Nei giorni di dicembre le strategie di lotta hanno alternato critica e consenso. Gli applausi degli automobilisti bloccati nelle autostrade e dei passeggeri di treni soppressi esprimono in proiezione il risveglio timido eppure diffuso del desidero collettivo. In quei giorni l'azione studentesca ha mostrato la capacità di risvegliare ispirandola la fiducia di generazioni piegate da anni alla lamentela e all'incapacità di desiderare. Questo consenso in parte è venuto meno il 14 dicembre, probabilmente perchè, per utilizzare le parole di Hannah Arendt, in quel giorno l'ispirazione della libertà ha lasciato il passo all'odio appassionato per i padroni. “Quest'odio”, continuava la Arendt, “è senza dubbio antico quanto la storia e forse anche più antico, ma è incapace [...] di afferrare l'idea centrale di rivoluzione, che è l'instaurazione della libertà, ossia la fondazione di uno stato che garantisca lo spazio in cui la libertà può manifestarsi”. (Arendt, 135).

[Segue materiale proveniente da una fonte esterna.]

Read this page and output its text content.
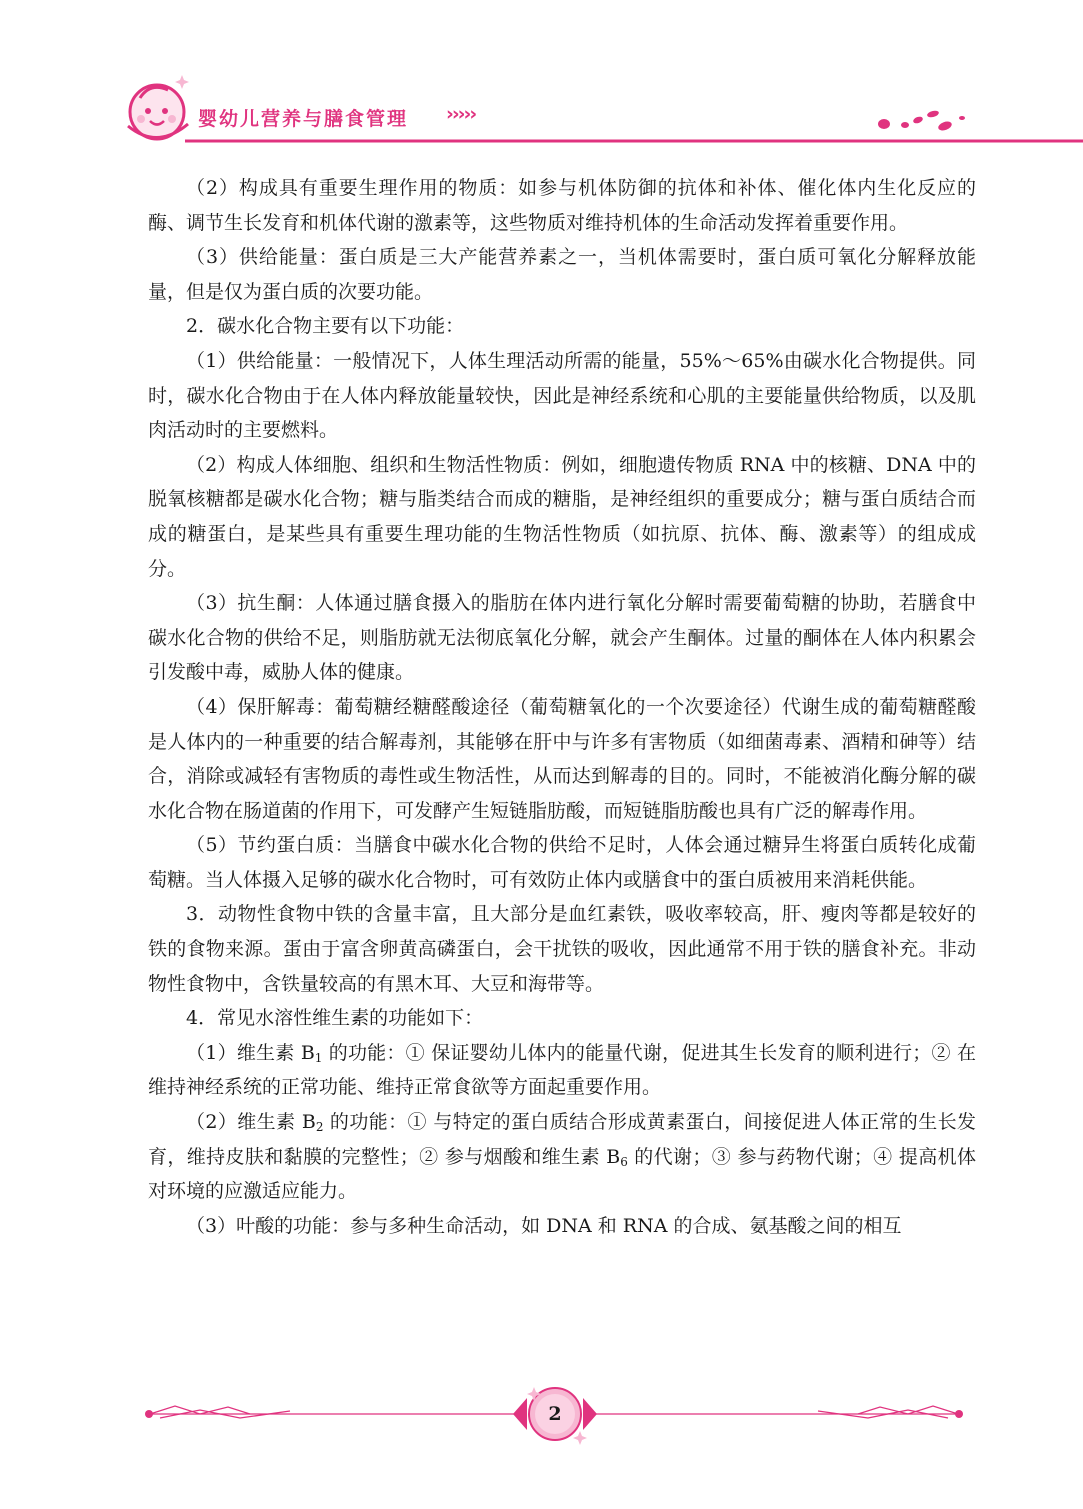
婴幼儿营养与膳食管理 ›››››

（2）构成具有重要生理作用的物质：如参与机体防御的抗体和补体、催化体内生化反应的酶、调节生长发育和机体代谢的激素等，这些物质对维持机体的生命活动发挥着重要作用。

（3）供给能量：蛋白质是三大产能营养素之一，当机体需要时，蛋白质可氧化分解释放能量，但是仅为蛋白质的次要功能。

2．碳水化合物主要有以下功能：

（1）供给能量：一般情况下，人体生理活动所需的能量，55%～65%由碳水化合物提供。同时，碳水化合物由于在人体内释放能量较快，因此是神经系统和心肌的主要能量供给物质，以及肌肉活动时的主要燃料。

（2）构成人体细胞、组织和生物活性物质：例如，细胞遗传物质 RNA 中的核糖、DNA 中的脱氧核糖都是碳水化合物；糖与脂类结合而成的糖脂，是神经组织的重要成分；糖与蛋白质结合而成的糖蛋白，是某些具有重要生理功能的生物活性物质（如抗原、抗体、酶、激素等）的组成成分。

（3）抗生酮：人体通过膳食摄入的脂肪在体内进行氧化分解时需要葡萄糖的协助，若膳食中碳水化合物的供给不足，则脂肪就无法彻底氧化分解，就会产生酮体。过量的酮体在人体内积累会引发酸中毒，威胁人体的健康。

（4）保肝解毒：葡萄糖经糖醛酸途径（葡萄糖氧化的一个次要途径）代谢生成的葡萄糖醛酸是人体内的一种重要的结合解毒剂，其能够在肝中与许多有害物质（如细菌毒素、酒精和砷等）结合，消除或减轻有害物质的毒性或生物活性，从而达到解毒的目的。同时，不能被消化酶分解的碳水化合物在肠道菌的作用下，可发酵产生短链脂肪酸，而短链脂肪酸也具有广泛的解毒作用。

（5）节约蛋白质：当膳食中碳水化合物的供给不足时，人体会通过糖异生将蛋白质转化成葡萄糖。当人体摄入足够的碳水化合物时，可有效防止体内或膳食中的蛋白质被用来消耗供能。

3．动物性食物中铁的含量丰富，且大部分是血红素铁，吸收率较高，肝、瘦肉等都是较好的铁的食物来源。蛋由于富含卵黄高磷蛋白，会干扰铁的吸收，因此通常不用于铁的膳食补充。非动物性食物中，含铁量较高的有黑木耳、大豆和海带等。

4．常见水溶性维生素的功能如下：

（1）维生素 $B_1$ 的功能：① 保证婴幼儿体内的能量代谢，促进其生长发育的顺利进行；② 在维持神经系统的正常功能、维持正常食欲等方面起重要作用。

（2）维生素 $B_2$ 的功能：① 与特定的蛋白质结合形成黄素蛋白，间接促进人体正常的生长发育，维持皮肤和黏膜的完整性；② 参与烟酸和维生素 $B_6$ 的代谢；③ 参与药物代谢；④ 提高机体对环境的应激适应能力。

（3）叶酸的功能：参与多种生命活动，如 DNA 和 RNA 的合成、氨基酸之间的相互

2
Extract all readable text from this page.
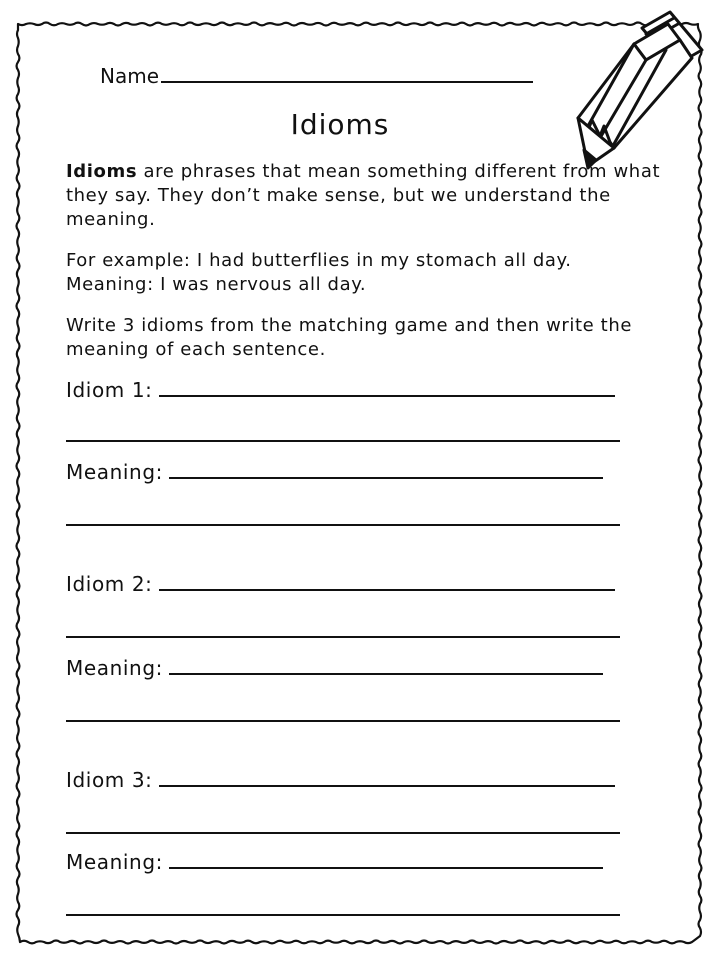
Name
Idioms
Idioms are phrases that mean something different from what they say. They don’t make sense, but we understand the meaning.
For example: I had butterflies in my stomach all day.
Meaning: I was nervous all day.
Write 3 idioms from the matching game and then write the meaning of each sentence.
Idiom 1:
Meaning:
Idiom 2:
Meaning:
Idiom 3:
Meaning:
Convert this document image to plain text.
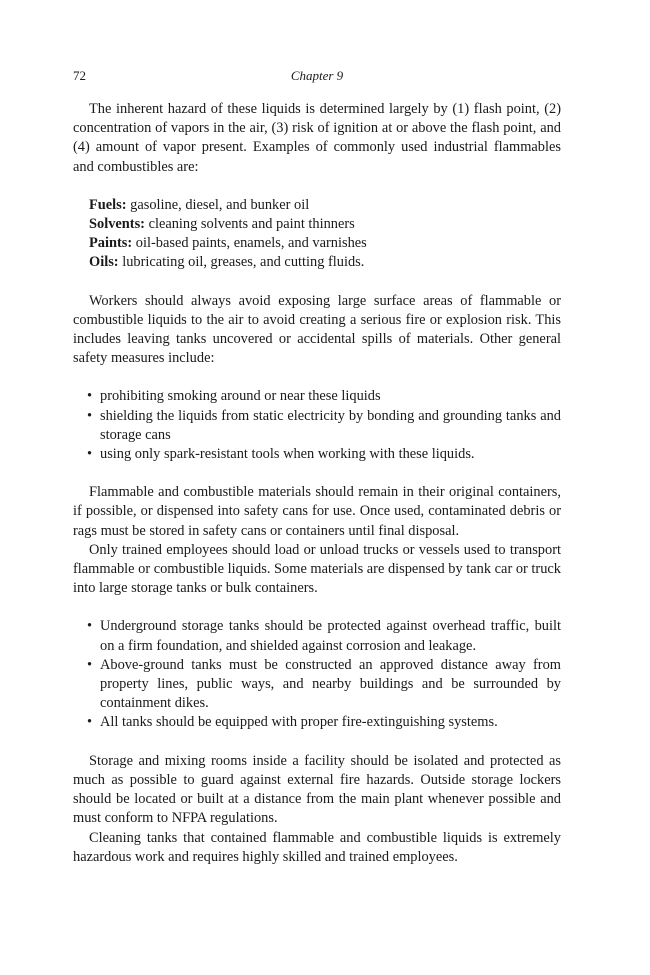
72	Chapter 9

The inherent hazard of these liquids is determined largely by (1) flash point, (2) concentration of vapors in the air, (3) risk of ignition at or above the flash point, and (4) amount of vapor present. Examples of commonly used industrial flammables and combustibles are:

Fuels: gasoline, diesel, and bunker oil
Solvents: cleaning solvents and paint thinners
Paints: oil-based paints, enamels, and varnishes
Oils: lubricating oil, greases, and cutting fluids.

Workers should always avoid exposing large surface areas of flammable or combustible liquids to the air to avoid creating a serious fire or explosion risk. This includes leaving tanks uncovered or accidental spills of materials. Other general safety measures include:

• prohibiting smoking around or near these liquids
• shielding the liquids from static electricity by bonding and grounding tanks and storage cans
• using only spark-resistant tools when working with these liquids.

Flammable and combustible materials should remain in their original containers, if possible, or dispensed into safety cans for use. Once used, contaminated debris or rags must be stored in safety cans or containers until final disposal.

Only trained employees should load or unload trucks or vessels used to transport flammable or combustible liquids. Some materials are dispensed by tank car or truck into large storage tanks or bulk containers.

• Underground storage tanks should be protected against overhead traffic, built on a firm foundation, and shielded against corrosion and leakage.
• Above-ground tanks must be constructed an approved distance away from property lines, public ways, and nearby buildings and be surrounded by containment dikes.
• All tanks should be equipped with proper fire-extinguishing systems.

Storage and mixing rooms inside a facility should be isolated and protected as much as possible to guard against external fire hazards. Outside storage lockers should be located or built at a distance from the main plant whenever possible and must conform to NFPA regulations.

Cleaning tanks that contained flammable and combustible liquids is extremely hazardous work and requires highly skilled and trained employees.
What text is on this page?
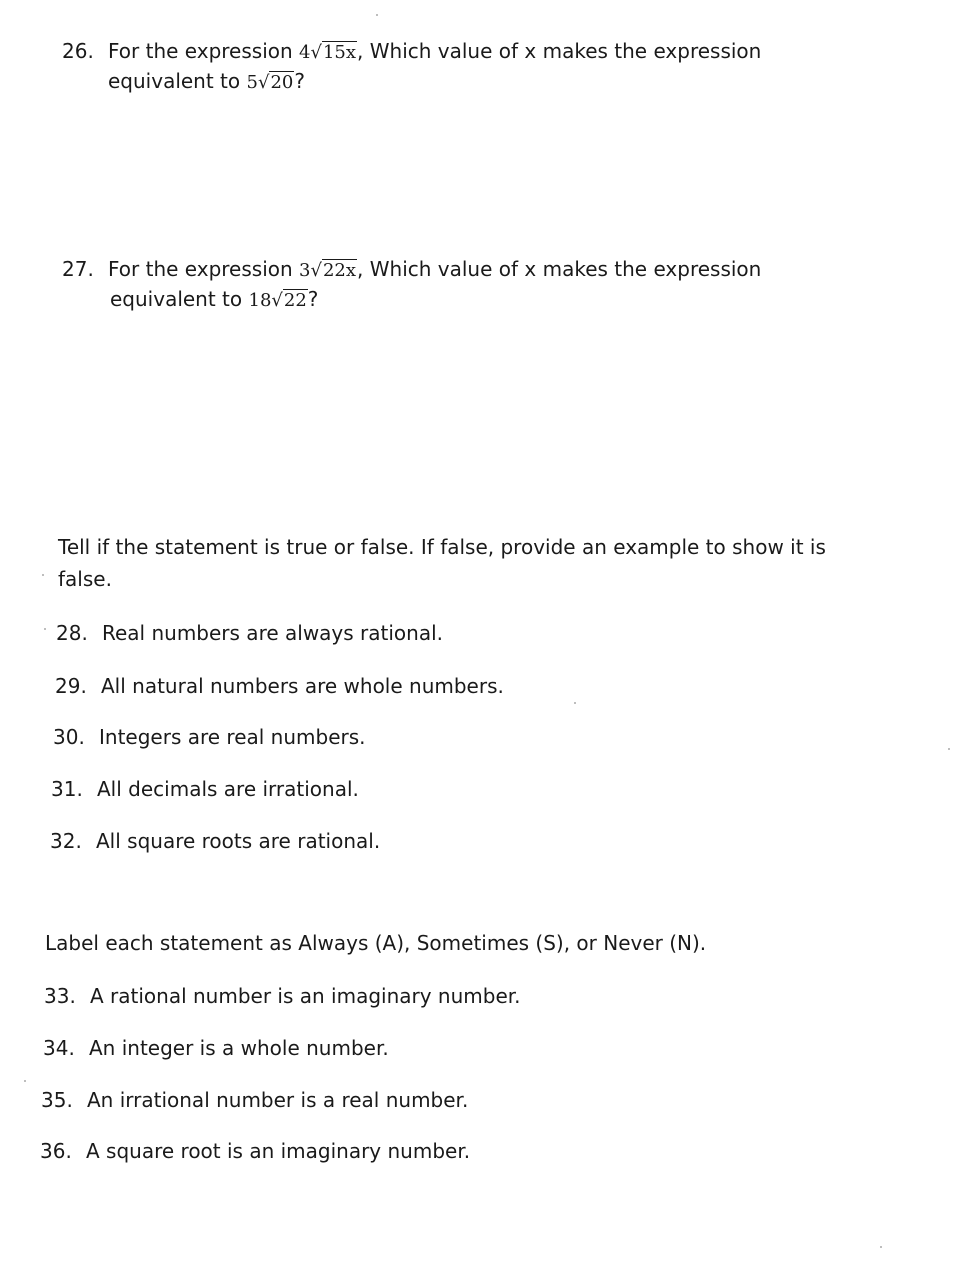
26. For the expression 4√15x, Which value of x makes the expression
equivalent to 5√20?
27. For the expression 3√22x, Which value of x makes the expression
equivalent to 18√22?
Tell if the statement is true or false. If false, provide an example to show it is
false.
28. Real numbers are always rational.
29. All natural numbers are whole numbers.
30. Integers are real numbers.
31. All decimals are irrational.
32. All square roots are rational.
Label each statement as Always (A), Sometimes (S), or Never (N).
33. A rational number is an imaginary number.
34. An integer is a whole number.
35. An irrational number is a real number.
36. A square root is an imaginary number.
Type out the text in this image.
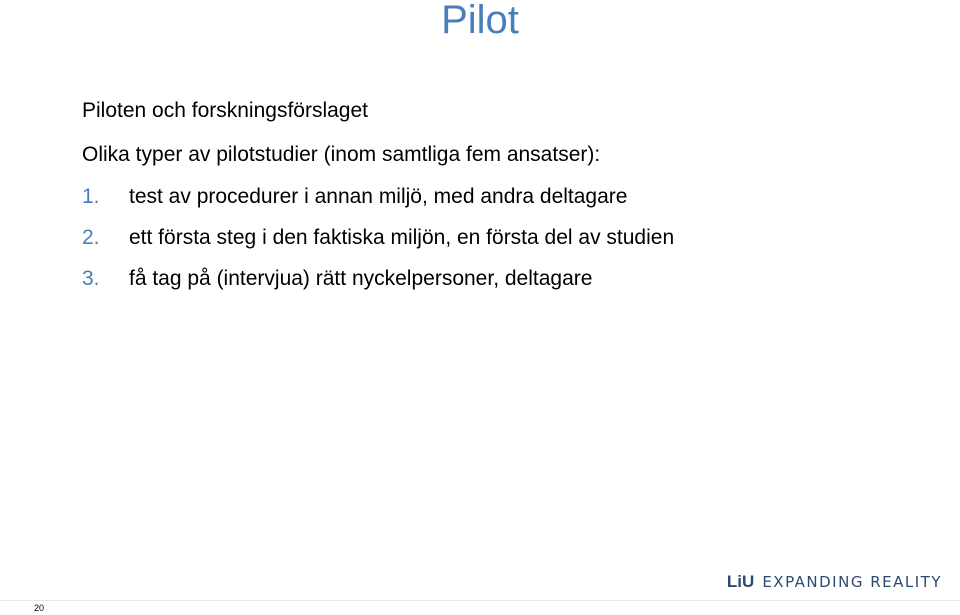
Pilot
Piloten och forskningsförslaget
Olika typer av pilotstudier (inom samtliga fem ansatser):
1.	test av procedurer i annan miljö, med andra deltagare
2.	ett första steg i den faktiska miljön, en första del av studien
3.	få tag på (intervjua) rätt nyckelpersoner, deltagare
LiU EXPANDING REALITY
20
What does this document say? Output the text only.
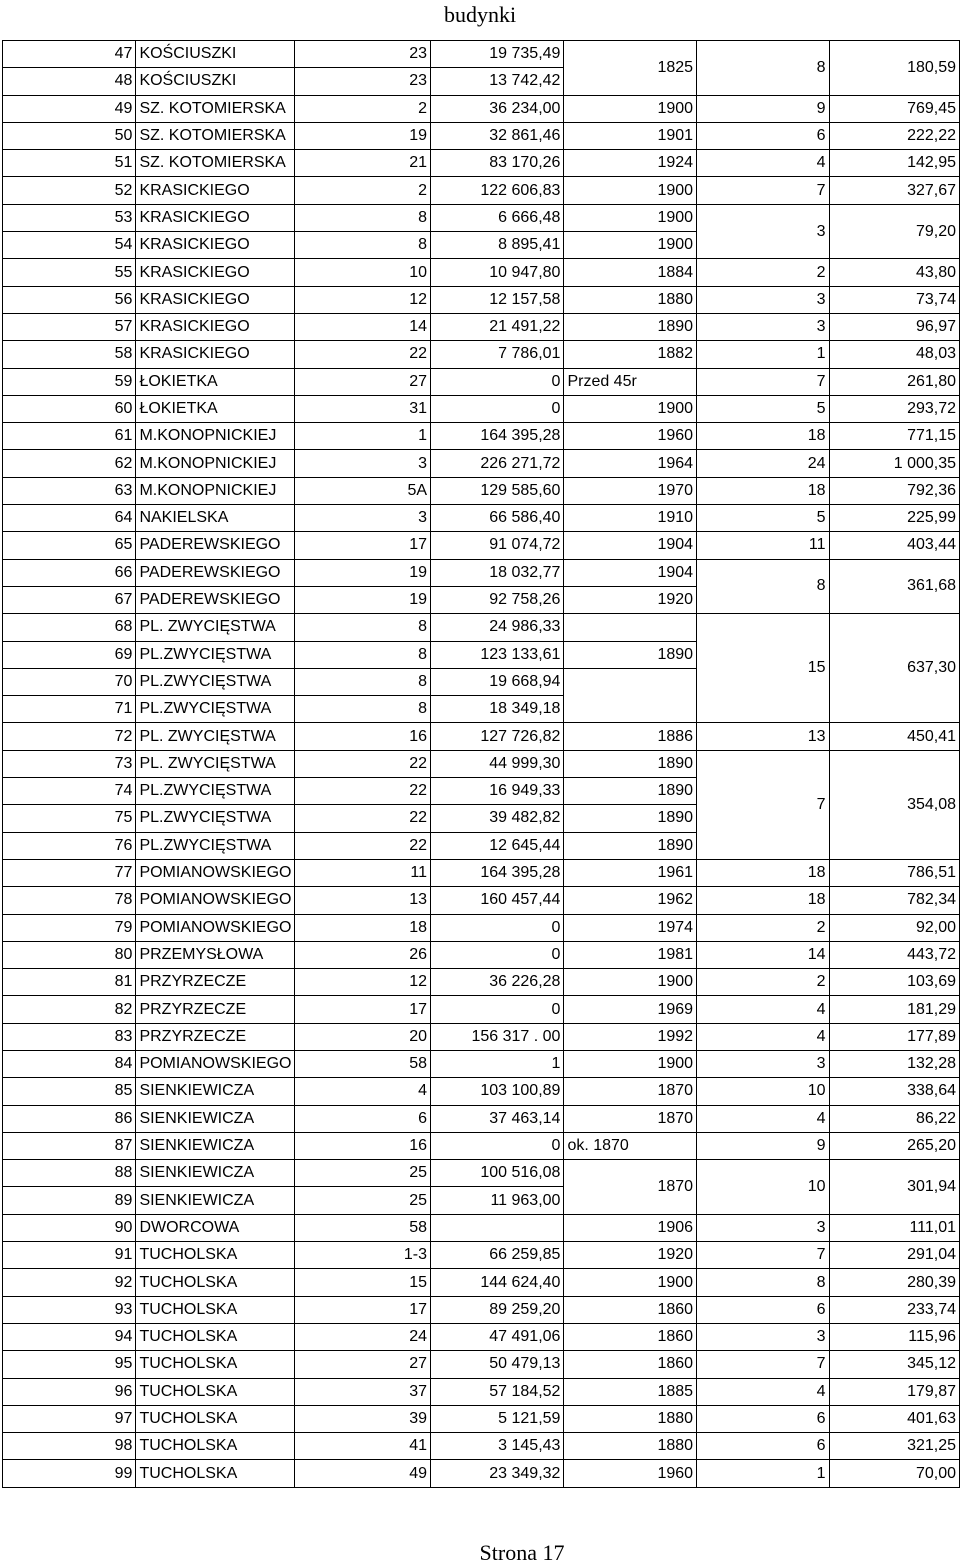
budynki
47	KOŚCIUSZKI	23	19 735,49	1825	8	180,59
48	KOŚCIUSZKI	23	13 742,42			
49	SZ. KOTOMIERSKA	2	36 234,00	1900	9	769,45
50	SZ. KOTOMIERSKA	19	32 861,46	1901	6	222,22
51	SZ. KOTOMIERSKA	21	83 170,26	1924	4	142,95
52	KRASICKIEGO	2	122 606,83	1900	7	327,67
53	KRASICKIEGO	8	6 666,48	1900	3	79,20
54	KRASICKIEGO	8	8 895,41	1900		
55	KRASICKIEGO	10	10 947,80	1884	2	43,80
56	KRASICKIEGO	12	12 157,58	1880	3	73,74
57	KRASICKIEGO	14	21 491,22	1890	3	96,97
58	KRASICKIEGO	22	7 786,01	1882	1	48,03
59	ŁOKIETKA	27	0	Przed 45r	7	261,80
60	ŁOKIETKA	31	0	1900	5	293,72
61	M.KONOPNICKIEJ	1	164 395,28	1960	18	771,15
62	M.KONOPNICKIEJ	3	226 271,72	1964	24	1 000,35
63	M.KONOPNICKIEJ	5A	129 585,60	1970	18	792,36
64	NAKIELSKA	3	66 586,40	1910	5	225,99
65	PADEREWSKIEGO	17	91 074,72	1904	11	403,44
66	PADEREWSKIEGO	19	18 032,77	1904	8	361,68
67	PADEREWSKIEGO	19	92 758,26	1920		
68	PL. ZWYCIĘSTWA	8	24 986,33		15	637,30
69	PL.ZWYCIĘSTWA	8	123 133,61	1890		
70	PL.ZWYCIĘSTWA	8	19 668,94			
71	PL.ZWYCIĘSTWA	8	18 349,18			
72	PL. ZWYCIĘSTWA	16	127 726,82	1886	13	450,41
73	PL. ZWYCIĘSTWA	22	44 999,30	1890	7	354,08
74	PL.ZWYCIĘSTWA	22	16 949,33	1890		
75	PL.ZWYCIĘSTWA	22	39 482,82	1890		
76	PL.ZWYCIĘSTWA	22	12 645,44	1890		
77	POMIANOWSKIEGO	11	164 395,28	1961	18	786,51
78	POMIANOWSKIEGO	13	160 457,44	1962	18	782,34
79	POMIANOWSKIEGO	18	0	1974	2	92,00
80	PRZEMYSŁOWA	26	0	1981	14	443,72
81	PRZYRZECZE	12	36 226,28	1900	2	103,69
82	PRZYRZECZE	17	0	1969	4	181,29
83	PRZYRZECZE	20	156 317 . 00	1992	4	177,89
84	POMIANOWSKIEGO	58	1	1900	3	132,28
85	SIENKIEWICZA	4	103 100,89	1870	10	338,64
86	SIENKIEWICZA	6	37 463,14	1870	4	86,22
87	SIENKIEWICZA	16	0	ok. 1870	9	265,20
88	SIENKIEWICZA	25	100 516,08	1870	10	301,94
89	SIENKIEWICZA	25	11 963,00			
90	DWORCOWA	58		1906	3	111,01
91	TUCHOLSKA	1-3	66 259,85	1920	7	291,04
92	TUCHOLSKA	15	144 624,40	1900	8	280,39
93	TUCHOLSKA	17	89 259,20	1860	6	233,74
94	TUCHOLSKA	24	47 491,06	1860	3	115,96
95	TUCHOLSKA	27	50 479,13	1860	7	345,12
96	TUCHOLSKA	37	57 184,52	1885	4	179,87
97	TUCHOLSKA	39	5 121,59	1880	6	401,63
98	TUCHOLSKA	41	3 145,43	1880	6	321,25
99	TUCHOLSKA	49	23 349,32	1960	1	70,00
Strona 17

Ora il punto non è capire che cosa può o che cosa non può quest'odio. Il dato fondamentale è che c'è, e che c'è non a caso, perchè non si possono cancellare decenni o ancor più secoli di umiliazione e pretendere che dalle ferite nascano anime non armate di artigli e di canini. C'è, e la trasformazione dell'odio in passione per la libertà richiede corpi disposti ad intrecciarsi per ricucire un tessuto sociale lacerato saziando l'anima collettiva dei suoi appetiti e delle sue inquietudini. Questo processo non può attendere né è delegabile. La direzione della storia non è delegabile. Saziare l'anima collettiva dei suoi appetiti e delle sue inquietudini: questa è la funzione della conoscenza. Dunque la rivolta della conoscenza è la rivolta di tutti coloro che hanno a cuore le inquietudini della terra: è la rivolta del lavoratore immateriale, è la rivolta dell'intelligenza collettiva dai contagi dell'enunciazione, è la rivolta del corpo dalla sua gabbia è la rivolta dell'amore dalla rabbia. È la rivolta del desiderio in chi l'ha soffocato è la rivolta della libertà.
Gli studenti hanno cominciato. Continuiamo.